L’avventura è cominciata sotto il cartello che segnala l’inizio della Route 66, a Chicago (Illinois): nella città aleggia ancora un’aria da inizio Novecento, quando i cantieri del Monadnock Building erano appena stati dismessi; quando il Loop, la metropolitana sopraelevata, sferragliava per le vie del centro; quando Al Capone muoveva i suoi primi passi nel crimine del quartiere Cicero. Ad accomunare l’Illinois al Missouri c’è Springfield, la cittadina che è tanto comune negli States quanto le città intitolate ai Santi qui in Italia: io ho dormito nella Springfield del Missouri, nel primo di una lunghissima serie di motel scelti al momento sulla strada.
Risotoratici in Missouri è già tempo di ripartire ed eccoci in Kansas, a Joplin; qui ho incontrato l’anziano proprietario dell’Eisler Brother’s General Store, una piccola drogheria sperduta tra i campi di mais, che con una cadenza fastidiosamente americana mi ha detto: «Io adoro Italia». “Sì – ho pensato – gli piaceranno la pizza e l’idea che s’è fatto della mafia”. Ma ecco la prima smentita: quella persona aveva imparato a cantare la lirica italiana da un’insegnate d’altri tempi, e amava l’Italia per le sue note melodiose, per i suoi figli Giacomo Puccini e Giuseppe Verdi. Sulle note della nostra musica siamo così arrivati in Oklahoma. Verde e ricca d’acqua (bellissimo il lussureggiante laghetto con scivolo a forma di balena nella città di Miami), è stato ad Oklahoma City che la maledizione del viaggiatore ci ha colpiti: la ruota anteriore della nostra Chrysler è rimasta a terra.
Ce lo dovevamo aspettare e, aggiustata la gomma, siamo ripartiti alla volta della spaventosa Texola: la città fantasma più austera di sempre segna il confine tra Oklahoma e Texas dove, tuttavia, trova dimora un luogo storico della Route, il Cadillac Ranch di Amarillo. Progettata nel 1974 da Chip Lord, Hudson Marquez e Doug Michelsdal, l’opera, dieci auto rottamate di marca Cadillac piantate nel terreno, è diventata anche titolo di una canzone di Bruce Springsteen dell’ album The River. Il New Mexico non mi è piaciuto: il caldo e i finti pueblos mi hanno proprio stancata, per fortuna che siamo giunti in Arizona e al Grand Canyon.
Lo spettacolo è stato davvero imponente, tra gole di pietra, il letto del Colorado, piccoli arbusti qua e là.

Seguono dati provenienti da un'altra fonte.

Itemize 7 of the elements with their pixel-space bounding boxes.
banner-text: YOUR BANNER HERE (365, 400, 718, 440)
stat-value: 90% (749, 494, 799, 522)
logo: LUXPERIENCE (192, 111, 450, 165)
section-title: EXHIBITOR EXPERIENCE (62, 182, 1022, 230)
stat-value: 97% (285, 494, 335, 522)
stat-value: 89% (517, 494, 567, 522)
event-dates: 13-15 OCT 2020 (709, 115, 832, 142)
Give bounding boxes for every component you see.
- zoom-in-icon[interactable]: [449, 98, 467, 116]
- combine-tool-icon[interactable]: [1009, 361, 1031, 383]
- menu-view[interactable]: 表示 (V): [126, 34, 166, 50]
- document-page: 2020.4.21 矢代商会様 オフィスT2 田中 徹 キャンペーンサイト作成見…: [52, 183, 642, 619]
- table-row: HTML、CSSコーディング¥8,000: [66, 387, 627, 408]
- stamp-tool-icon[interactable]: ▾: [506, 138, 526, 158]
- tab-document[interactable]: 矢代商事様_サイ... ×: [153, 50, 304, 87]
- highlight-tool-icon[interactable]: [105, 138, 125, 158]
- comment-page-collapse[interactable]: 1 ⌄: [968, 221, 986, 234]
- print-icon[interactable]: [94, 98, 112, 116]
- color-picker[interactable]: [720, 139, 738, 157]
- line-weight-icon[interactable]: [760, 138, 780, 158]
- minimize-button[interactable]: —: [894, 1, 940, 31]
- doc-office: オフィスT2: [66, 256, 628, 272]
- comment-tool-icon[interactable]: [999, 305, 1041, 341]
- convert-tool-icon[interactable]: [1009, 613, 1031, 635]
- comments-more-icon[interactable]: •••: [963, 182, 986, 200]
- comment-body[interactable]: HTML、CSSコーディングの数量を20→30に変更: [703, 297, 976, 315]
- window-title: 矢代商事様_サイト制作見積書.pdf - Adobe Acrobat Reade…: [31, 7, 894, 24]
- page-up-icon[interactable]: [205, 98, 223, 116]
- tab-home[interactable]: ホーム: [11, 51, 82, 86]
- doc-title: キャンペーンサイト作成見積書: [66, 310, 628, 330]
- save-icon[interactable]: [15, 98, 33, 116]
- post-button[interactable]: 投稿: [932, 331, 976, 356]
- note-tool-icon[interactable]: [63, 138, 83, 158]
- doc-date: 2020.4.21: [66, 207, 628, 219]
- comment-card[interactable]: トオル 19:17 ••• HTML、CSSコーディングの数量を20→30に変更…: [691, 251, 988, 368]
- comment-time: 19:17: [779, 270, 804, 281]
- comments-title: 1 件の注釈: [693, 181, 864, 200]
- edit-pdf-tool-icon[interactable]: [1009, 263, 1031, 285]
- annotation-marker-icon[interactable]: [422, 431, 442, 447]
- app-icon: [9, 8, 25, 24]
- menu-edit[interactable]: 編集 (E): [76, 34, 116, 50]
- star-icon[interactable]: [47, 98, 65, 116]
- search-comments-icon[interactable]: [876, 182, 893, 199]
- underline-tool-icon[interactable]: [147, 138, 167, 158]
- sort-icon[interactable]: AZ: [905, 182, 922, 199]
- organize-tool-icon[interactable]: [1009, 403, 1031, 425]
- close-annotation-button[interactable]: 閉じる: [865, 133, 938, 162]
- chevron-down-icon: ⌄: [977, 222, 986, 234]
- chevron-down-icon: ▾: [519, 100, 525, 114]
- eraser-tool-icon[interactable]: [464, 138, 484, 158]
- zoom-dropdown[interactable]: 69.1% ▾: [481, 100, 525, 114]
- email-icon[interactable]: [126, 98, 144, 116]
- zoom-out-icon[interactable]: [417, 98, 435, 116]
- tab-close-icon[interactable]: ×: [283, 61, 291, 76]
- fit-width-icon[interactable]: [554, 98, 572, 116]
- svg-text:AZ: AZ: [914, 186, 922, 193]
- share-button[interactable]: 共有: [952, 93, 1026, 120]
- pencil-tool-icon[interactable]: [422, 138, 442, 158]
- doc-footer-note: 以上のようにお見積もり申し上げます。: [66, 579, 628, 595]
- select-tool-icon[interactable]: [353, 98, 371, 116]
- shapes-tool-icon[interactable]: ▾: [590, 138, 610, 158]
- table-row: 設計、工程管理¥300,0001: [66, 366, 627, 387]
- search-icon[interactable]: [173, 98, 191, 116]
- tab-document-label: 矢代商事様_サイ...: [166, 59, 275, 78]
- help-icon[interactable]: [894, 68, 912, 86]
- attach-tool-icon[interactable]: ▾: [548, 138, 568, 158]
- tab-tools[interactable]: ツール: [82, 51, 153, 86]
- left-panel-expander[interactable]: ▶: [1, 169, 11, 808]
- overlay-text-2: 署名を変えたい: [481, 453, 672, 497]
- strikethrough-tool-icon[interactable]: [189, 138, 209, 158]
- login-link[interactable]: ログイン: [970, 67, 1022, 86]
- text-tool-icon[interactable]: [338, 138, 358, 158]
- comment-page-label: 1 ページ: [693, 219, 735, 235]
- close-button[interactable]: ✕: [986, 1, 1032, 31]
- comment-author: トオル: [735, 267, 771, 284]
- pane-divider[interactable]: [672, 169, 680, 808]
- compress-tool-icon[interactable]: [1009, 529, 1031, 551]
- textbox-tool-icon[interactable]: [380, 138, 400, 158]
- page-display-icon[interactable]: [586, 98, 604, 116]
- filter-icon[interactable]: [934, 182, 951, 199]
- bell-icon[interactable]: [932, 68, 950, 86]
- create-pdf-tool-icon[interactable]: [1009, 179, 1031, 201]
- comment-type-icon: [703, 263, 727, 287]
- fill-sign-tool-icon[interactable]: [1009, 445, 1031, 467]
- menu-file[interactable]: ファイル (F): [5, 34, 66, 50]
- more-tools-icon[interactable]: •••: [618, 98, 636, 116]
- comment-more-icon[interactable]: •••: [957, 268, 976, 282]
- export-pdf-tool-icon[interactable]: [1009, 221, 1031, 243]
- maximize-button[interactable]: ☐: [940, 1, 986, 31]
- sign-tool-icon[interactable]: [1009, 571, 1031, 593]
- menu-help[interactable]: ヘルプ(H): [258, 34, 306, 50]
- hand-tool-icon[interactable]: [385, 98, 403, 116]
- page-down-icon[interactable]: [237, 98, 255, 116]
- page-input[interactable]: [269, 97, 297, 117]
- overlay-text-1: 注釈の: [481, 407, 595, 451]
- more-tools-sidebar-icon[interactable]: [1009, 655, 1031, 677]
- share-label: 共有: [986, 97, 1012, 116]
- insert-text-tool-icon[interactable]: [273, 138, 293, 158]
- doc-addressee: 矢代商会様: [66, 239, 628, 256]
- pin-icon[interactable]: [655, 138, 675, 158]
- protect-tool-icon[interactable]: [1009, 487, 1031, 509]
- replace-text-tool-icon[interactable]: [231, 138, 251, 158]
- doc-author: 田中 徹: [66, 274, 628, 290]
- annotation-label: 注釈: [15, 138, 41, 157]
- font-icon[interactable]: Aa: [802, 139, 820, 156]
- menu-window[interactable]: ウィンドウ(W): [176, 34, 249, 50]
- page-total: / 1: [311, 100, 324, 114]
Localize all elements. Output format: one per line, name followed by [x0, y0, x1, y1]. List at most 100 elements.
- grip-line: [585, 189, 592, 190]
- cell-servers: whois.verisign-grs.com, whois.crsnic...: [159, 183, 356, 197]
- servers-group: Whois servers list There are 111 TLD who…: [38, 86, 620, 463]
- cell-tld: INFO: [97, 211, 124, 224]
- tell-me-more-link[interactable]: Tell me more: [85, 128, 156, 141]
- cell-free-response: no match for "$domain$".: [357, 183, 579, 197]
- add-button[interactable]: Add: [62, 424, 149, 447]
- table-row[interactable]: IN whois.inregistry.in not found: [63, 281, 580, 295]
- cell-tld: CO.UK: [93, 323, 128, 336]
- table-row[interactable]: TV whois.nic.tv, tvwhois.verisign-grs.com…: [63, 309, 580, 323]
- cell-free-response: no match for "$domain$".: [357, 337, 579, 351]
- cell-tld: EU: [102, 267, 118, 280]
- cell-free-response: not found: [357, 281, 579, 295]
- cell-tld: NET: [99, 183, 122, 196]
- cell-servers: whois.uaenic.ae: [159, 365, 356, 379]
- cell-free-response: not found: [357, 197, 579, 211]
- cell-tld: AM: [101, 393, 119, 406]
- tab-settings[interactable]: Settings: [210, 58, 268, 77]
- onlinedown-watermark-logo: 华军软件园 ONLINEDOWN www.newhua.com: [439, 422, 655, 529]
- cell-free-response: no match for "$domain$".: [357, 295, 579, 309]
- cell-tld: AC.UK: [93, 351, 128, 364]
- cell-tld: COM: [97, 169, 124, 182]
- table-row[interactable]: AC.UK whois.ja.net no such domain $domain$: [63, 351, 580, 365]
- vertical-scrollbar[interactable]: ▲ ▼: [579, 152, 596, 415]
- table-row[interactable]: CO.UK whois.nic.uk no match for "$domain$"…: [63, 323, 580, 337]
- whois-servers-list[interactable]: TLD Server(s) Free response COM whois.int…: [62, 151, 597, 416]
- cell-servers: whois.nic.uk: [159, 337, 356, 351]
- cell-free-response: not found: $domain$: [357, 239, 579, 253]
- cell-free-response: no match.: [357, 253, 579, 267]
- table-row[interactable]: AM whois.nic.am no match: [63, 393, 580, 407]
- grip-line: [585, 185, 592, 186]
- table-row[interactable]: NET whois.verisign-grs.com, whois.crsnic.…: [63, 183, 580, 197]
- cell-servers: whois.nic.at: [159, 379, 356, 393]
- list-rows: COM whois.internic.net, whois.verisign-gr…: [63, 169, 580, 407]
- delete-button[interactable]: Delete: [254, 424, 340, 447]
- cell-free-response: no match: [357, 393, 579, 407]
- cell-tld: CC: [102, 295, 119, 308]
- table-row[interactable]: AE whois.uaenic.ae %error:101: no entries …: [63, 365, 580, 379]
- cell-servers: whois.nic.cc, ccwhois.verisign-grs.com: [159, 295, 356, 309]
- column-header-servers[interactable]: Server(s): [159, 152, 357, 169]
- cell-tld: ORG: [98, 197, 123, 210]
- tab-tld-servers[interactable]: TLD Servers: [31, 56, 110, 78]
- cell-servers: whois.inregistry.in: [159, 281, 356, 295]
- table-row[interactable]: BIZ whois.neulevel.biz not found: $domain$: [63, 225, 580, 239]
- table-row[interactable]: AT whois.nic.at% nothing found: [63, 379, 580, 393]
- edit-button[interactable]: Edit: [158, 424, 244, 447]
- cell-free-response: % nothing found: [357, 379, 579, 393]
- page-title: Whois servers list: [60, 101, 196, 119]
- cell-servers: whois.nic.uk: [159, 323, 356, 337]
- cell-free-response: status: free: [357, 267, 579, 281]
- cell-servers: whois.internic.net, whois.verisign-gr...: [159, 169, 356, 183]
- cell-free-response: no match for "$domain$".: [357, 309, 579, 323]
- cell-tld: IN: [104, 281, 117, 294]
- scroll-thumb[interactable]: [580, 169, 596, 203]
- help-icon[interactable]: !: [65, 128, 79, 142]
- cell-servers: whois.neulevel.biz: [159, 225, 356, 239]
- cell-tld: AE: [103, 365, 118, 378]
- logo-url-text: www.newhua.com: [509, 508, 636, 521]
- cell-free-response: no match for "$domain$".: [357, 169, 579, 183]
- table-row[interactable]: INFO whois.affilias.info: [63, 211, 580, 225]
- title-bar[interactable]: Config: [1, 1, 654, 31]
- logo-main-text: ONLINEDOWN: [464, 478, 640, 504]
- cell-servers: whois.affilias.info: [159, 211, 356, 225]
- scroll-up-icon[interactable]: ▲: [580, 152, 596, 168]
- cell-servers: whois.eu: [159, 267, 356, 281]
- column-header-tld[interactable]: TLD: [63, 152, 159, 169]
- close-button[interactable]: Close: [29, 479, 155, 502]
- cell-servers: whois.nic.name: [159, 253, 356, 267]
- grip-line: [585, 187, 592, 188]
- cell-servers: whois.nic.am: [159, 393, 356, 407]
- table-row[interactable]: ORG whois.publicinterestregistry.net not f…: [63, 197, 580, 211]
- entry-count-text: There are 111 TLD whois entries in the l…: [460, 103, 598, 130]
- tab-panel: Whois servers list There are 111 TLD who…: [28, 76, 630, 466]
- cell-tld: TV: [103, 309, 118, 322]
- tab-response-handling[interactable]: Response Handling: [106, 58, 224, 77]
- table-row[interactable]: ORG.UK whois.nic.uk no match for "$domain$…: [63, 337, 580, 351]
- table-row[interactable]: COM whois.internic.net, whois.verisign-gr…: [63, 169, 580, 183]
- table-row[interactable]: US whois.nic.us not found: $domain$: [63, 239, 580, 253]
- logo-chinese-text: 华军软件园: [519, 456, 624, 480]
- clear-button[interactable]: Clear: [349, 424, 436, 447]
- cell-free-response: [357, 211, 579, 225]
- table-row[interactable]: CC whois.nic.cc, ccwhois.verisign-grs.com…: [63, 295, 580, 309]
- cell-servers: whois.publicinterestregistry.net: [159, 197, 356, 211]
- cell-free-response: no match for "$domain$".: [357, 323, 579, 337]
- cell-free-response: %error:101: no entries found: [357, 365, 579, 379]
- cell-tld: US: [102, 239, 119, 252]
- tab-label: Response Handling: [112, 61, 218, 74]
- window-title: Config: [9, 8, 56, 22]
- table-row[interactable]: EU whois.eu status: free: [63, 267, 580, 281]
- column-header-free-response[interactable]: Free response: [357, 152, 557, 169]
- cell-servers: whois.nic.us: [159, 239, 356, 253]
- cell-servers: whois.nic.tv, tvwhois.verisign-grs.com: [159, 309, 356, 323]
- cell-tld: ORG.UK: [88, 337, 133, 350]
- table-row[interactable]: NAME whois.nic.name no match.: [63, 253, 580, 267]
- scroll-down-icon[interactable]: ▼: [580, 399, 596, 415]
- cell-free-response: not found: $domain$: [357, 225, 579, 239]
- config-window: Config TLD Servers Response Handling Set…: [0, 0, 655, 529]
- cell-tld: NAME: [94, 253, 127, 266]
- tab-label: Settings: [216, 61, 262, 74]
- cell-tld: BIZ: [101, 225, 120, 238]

E uno scoiattolo talmente avvezzo agli umani da rubare a un incauto turista un hot dog con senape e ketchup.
A King Man abbiamo salutato la Route per dirigerci a Las Vegas (Nevada): se non fosse per la bella centrale idroelettrica che, dagli anni Venti, fornisce energia alla città più finta del mondo, Las Vegas sembrerebbe davvero un miraggio nel mezzo del deserto: la finta Venezia, la finta Tour Eiffel, la finta Sfinge, i finti matrimoni con finti Elvis.
Ma a farci tornare a una (bella) realtà ci ha pensato San Francisco, con i tram che, giunti da tutto il mondo, scalano le colline della città, il meraviglioso Golden Gate, la paurosa Alcatraz, la cappella interconfessionale della Grace Cathedral col trittico firmato Keith Haring. Ed è stata umanità allo stato puro.